Jak nam mówi Marek Niezgoda, prezes Związku Ślązaków w Chicago, organizacja istnieje od roku 1992. "Oficjalnie, po zapisaniu w rejestrach stanowych naszego związku w 1993 r., organizujemy niezliczoną ilość pikników i barbórek. Z roku na rok trafia do nas coraz więcej osób i przychodzą nie tylko Ślązaki. Zdaje mi się, że to przede wszystkim sama atmosfera spotkania, ten klimat. Oczywiście smaczne jedzenie, gdzie nie może zabraknąć krupnioka, golonki czy „wursta” z rusztu.".
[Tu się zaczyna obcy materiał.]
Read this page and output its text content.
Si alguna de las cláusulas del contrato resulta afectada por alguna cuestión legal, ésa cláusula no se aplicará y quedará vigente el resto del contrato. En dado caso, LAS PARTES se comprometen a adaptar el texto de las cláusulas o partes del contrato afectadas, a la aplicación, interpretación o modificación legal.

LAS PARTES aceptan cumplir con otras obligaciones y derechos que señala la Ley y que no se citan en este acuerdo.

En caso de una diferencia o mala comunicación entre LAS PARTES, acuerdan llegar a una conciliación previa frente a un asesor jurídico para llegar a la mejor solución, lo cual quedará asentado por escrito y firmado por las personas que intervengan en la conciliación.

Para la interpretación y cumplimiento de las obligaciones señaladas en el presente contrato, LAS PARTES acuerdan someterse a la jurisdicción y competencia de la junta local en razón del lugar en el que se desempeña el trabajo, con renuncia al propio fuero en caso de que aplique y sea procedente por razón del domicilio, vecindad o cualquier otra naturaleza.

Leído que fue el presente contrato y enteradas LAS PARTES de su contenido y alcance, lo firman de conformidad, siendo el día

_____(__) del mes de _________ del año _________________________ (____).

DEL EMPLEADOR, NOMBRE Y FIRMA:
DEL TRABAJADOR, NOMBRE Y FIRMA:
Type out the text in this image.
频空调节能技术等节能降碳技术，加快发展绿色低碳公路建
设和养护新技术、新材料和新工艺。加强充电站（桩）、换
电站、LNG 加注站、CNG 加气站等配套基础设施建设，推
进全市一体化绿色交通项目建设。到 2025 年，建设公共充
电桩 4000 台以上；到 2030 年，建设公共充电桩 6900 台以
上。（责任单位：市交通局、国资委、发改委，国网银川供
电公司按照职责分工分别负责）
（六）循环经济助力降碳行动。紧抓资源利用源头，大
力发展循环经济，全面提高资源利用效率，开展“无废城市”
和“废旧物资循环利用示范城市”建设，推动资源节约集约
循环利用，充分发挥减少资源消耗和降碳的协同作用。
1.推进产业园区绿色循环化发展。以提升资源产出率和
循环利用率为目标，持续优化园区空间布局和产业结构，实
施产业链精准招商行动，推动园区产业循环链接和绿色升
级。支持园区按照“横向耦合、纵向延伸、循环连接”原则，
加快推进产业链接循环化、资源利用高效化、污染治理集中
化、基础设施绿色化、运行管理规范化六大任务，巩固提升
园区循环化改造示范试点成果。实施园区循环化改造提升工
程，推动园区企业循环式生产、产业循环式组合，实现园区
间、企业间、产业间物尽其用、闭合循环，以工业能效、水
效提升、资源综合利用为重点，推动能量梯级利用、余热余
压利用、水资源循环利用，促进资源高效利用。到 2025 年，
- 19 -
Jak zapewniał gospodarz imprezy organizatorzy starali się wszystko dopiąć na ostatni guzik, ponieważ "rodacy, którzy do nas przychodzą, zostawiają u nas swoje pieniądze. Oni potrzebują być jak najlepiej przez nas obsłużeni, a przede wszystkim by wiedzieli, że ich pieniądze nie idą na marne. Pieniądze te są przekazywane dalej: dzieciom, domom dziecka, sierocińcom, świetlicom na Śląsku, ale oczywiście pomagamy także i tu w Chicago. Przede wszystkim staramy się za te pieniądze zakupić coś pożytecznego".
Dopytywany, jak się załatwia taką wspaniałą pogodę, Marek Niezgoda mówi: "mamy tu związkowców, którzy już byli w kościele i myślę, że oni za tą pogodą już się wymodlili".